Among the financial institution who will be on board are Citigroup (C), Countrywide (CFC), Washington Mutual (WM), and Wells Fargo (WFC). The government and these banks are worried that, as subprime adjustable-rate mortgages reset, interest rates on them could move from 7% to as high as 11.5%. That could certainly accelerate the rate of foreclosures.
The plan is fraught with problems. Which subprime borrowers will qualify? Will hundreds of thousands of homes have to be re-appraised? If so, who will cover those costs? Will there be a household income component to deciding who gets the special deals?

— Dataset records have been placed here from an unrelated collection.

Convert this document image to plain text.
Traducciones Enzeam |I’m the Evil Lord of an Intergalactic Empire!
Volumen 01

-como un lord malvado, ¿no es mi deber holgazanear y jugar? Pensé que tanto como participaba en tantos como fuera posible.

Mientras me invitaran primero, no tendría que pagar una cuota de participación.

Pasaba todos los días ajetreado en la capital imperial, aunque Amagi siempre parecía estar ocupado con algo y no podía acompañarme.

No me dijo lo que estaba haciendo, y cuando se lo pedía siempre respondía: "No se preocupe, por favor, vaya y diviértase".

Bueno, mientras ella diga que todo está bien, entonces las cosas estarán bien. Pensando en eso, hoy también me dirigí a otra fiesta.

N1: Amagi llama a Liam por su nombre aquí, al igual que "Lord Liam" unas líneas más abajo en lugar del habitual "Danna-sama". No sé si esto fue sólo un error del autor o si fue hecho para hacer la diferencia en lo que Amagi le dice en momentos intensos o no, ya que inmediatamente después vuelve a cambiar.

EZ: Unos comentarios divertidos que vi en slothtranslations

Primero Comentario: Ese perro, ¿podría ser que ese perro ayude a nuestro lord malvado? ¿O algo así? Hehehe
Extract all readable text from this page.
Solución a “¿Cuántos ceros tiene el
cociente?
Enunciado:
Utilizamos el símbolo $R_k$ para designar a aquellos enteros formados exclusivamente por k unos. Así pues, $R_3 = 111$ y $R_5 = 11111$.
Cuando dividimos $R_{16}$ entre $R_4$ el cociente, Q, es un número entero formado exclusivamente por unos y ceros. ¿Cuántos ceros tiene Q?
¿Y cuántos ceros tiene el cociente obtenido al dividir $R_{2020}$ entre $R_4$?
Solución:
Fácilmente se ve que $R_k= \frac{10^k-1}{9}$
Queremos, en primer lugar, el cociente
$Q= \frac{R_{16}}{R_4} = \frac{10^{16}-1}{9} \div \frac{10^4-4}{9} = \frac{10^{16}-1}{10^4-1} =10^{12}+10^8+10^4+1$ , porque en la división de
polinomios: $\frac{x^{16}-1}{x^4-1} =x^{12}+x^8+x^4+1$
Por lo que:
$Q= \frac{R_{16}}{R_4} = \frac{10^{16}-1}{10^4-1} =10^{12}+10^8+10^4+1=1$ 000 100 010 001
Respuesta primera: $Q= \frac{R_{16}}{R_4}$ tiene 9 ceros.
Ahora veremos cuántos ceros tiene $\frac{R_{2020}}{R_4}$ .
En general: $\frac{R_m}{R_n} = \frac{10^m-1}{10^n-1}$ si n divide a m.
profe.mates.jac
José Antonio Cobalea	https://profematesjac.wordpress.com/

The other major trouble with the whole scheme is that it leaves out higher income homeowners who took out loans in good faith but will also see them reset in the next two years. These borrowers could argue that they were pulled in by super-low rates that will move up. The plan does not address what happens if this group cannot afford to stay in their homes.
There may be people classified as millionaires, simple working folk who have done well enough to own a 20 foot fishing boat and a four bedroom house in a nice suburb, who won’t be able to make their payments if they go from $3,000 a month to $6,000. That may seem odd, but the extra $3,000 is probably well above that on an after-tax basis. An additional $40,000 a year can be a lot of cake, even for the upper middle class.
If the government and lenders are going to be big-hearted with the subprime crowd, the ought to look a little higher in the income chain.